CakrawalaiNews.com, AMUNTAI – Mantan Kepala Kejaksaan Negeri (Kajari) Hulu Sungai Utara (HSU), Albertinus P Napitupulu, mengajukan permohonan praperadilan ke Pengadilan Negeri Jakarta Selatan terkait sah atau tidaknya penyitaan dalam perkara dugaan pemerasan yang tengah ditangani Komisi Pemberantasan Korupsi (KPK).
Berdasarkan penelusuran Cakrawala iNews di laman Sistem Informasi Penelusuran Perkara (SIPP) PN Jakarta Selatan, Sabtu (24/1/2026), permohonan tersebut telah teregister dengan nomor perkara 8/Pid.Pra/2026/PN JKT.SEL dan diajukan pada Jumat (23/1/2026).
Dalam laman SIPP, perkara praperadilan itu diklasifikasikan sebagai “sah atau tidaknya penyitaan”. Hingga kini, petitum permohonan belum ditampilkan dalam sistem pengadilan.
Sidang perdana praperadilan antara Albertinus melawan KPK dijadwalkan digelar pada Jumat, 6 Februari 2026, mulai pukul 11.00 WIB hingga selesai, dengan agenda sidang pertama.

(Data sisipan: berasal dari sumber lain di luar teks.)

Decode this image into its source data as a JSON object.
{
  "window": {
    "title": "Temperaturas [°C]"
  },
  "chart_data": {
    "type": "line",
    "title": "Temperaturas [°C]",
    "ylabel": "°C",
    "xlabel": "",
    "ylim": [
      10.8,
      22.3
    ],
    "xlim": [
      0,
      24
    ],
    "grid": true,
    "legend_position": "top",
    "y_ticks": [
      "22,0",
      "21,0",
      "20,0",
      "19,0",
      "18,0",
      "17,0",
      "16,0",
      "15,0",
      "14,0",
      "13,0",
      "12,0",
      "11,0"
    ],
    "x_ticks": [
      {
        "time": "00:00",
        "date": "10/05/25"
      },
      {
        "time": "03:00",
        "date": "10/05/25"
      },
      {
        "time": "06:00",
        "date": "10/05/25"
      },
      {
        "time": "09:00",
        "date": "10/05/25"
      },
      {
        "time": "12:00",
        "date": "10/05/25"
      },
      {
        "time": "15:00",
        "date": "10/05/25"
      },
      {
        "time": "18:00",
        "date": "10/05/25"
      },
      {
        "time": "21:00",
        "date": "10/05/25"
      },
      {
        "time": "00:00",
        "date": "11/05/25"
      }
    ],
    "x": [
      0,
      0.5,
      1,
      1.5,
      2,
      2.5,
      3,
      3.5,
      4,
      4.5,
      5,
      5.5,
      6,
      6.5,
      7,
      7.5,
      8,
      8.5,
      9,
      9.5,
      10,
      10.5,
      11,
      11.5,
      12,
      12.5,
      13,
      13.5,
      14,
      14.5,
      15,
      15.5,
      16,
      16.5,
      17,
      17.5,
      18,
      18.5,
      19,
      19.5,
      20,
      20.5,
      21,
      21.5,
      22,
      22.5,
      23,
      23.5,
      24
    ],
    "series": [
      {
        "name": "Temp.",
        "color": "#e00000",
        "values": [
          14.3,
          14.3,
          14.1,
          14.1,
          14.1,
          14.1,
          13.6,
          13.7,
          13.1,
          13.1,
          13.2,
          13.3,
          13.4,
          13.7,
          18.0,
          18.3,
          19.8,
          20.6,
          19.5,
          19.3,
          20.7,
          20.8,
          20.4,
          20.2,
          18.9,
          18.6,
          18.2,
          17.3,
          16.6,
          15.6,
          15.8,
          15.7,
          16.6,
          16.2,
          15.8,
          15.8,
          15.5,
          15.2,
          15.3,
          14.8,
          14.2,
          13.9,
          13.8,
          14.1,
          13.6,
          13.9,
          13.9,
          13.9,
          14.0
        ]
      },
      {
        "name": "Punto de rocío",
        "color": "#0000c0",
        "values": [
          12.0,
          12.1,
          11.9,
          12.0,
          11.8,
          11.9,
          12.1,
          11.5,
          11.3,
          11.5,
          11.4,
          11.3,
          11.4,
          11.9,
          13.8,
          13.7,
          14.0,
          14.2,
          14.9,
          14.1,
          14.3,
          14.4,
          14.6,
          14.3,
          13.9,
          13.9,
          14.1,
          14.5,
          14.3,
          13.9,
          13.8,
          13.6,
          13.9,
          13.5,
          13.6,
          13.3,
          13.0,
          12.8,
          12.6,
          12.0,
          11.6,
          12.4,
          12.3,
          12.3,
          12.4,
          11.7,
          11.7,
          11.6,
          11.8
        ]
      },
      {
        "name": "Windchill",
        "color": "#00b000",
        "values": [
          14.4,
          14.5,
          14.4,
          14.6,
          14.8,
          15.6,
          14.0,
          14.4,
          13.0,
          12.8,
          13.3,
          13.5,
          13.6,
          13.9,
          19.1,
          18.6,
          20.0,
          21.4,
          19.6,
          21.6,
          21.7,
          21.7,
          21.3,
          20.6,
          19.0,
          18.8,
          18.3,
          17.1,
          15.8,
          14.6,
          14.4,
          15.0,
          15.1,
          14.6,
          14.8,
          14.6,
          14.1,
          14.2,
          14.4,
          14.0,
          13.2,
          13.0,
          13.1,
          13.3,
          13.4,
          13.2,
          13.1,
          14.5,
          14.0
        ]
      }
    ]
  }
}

Permohonan praperadilan ini diajukan di tengah proses hukum yang menjerat Albertinus sebagai tersangka dugaan pemerasan. Sebelumnya, KPK menetapkan tiga pejabat Kejaksaan Negeri HSU sebagai tersangka, yakni Albertinus P Napitupulu, Asis Budianto (eks Kepala Seksi Intelijen), dan Taruna Fariadi (eks Kepala Seksi Perdata dan Tata Usaha Negara).

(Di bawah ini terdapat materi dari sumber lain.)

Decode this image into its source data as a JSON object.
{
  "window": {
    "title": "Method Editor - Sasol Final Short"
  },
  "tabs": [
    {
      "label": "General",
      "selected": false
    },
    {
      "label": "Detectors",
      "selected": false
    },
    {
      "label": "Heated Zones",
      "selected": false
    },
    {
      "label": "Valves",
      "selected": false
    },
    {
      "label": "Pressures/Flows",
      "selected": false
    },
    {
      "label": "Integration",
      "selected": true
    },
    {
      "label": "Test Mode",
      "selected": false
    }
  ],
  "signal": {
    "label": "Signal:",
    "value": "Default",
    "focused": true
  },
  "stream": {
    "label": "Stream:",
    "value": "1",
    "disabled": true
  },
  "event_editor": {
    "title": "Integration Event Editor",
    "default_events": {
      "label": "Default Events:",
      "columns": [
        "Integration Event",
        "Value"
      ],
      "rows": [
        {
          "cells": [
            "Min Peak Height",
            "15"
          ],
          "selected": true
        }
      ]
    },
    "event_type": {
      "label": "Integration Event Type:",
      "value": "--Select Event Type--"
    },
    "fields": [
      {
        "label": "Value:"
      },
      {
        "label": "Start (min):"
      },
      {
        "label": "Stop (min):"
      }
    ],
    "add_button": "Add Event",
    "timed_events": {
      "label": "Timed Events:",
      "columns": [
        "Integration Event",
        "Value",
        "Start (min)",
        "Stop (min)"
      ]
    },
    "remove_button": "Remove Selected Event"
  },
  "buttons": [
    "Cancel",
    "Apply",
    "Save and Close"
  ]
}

Plt Deputi Penindakan dan Eksekusi KPK, Asep Guntur Rahayu, dalam konferensi pers di Gedung KPK, menyatakan penetapan tersangka dilakukan setelah penyidik menemukan kecukupan alat bukti.

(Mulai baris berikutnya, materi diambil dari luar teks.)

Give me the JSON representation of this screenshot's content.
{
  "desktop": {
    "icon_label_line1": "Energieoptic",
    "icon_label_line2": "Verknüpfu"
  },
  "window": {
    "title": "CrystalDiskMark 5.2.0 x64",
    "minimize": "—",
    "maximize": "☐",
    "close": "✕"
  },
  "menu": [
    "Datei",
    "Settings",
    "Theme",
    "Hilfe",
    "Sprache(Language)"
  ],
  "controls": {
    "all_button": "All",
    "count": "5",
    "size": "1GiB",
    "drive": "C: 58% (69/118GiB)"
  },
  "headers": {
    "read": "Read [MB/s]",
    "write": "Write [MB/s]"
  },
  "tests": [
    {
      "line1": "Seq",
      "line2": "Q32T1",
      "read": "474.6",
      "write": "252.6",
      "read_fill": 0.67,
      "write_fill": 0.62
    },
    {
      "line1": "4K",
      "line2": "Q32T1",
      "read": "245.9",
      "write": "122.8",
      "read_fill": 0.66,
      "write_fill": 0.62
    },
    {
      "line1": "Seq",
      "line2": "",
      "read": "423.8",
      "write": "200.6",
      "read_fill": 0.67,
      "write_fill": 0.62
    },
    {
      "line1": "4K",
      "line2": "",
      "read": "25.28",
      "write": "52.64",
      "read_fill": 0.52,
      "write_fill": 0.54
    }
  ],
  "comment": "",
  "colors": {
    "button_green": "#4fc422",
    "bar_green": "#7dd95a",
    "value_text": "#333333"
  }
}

“Setelah ditemukan kecukupan alat bukti, KPK menetapkan tiga orang tersangka, Saudara APN selaku Kepala Kejaksaan Negeri Kabupaten Hulu Sungai Utara periode Agustus 2025 sampai sekarang,” ujar Asep, dikutip dari detiknews, Sabtu (24/1/2026).
Menurut KPK, Albertinus diduga menerima uang Rp 804 juta pada periode November–Desember 2025. Selain itu, ia juga diduga memotong anggaran Kejari HSU sebesar Rp 257 juta untuk kepentingan operasional pribadi serta menerima Rp 450 juta dari sumber lain.
Sementara itu, Asis Budianto diduga menerima Rp 63,2 juta sepanjang Februari hingga Desember 2025, dan Taruna Fariadi diduga menerima dana sebesar Rp 1,07 miliar.
KPK menduga praktik pemerasan tersebut menyasar sejumlah kepala dinas di Kabupaten Hulu Sungai Utara, yang dilakukan secara sistematis oleh para tersangka.
Pengajuan praperadilan ini menjadi bagian dari upaya hukum Albertinus untuk menguji tindakan penyidik KPK, khususnya terkait penyitaan barang bukti dalam perkara yang menjeratnya.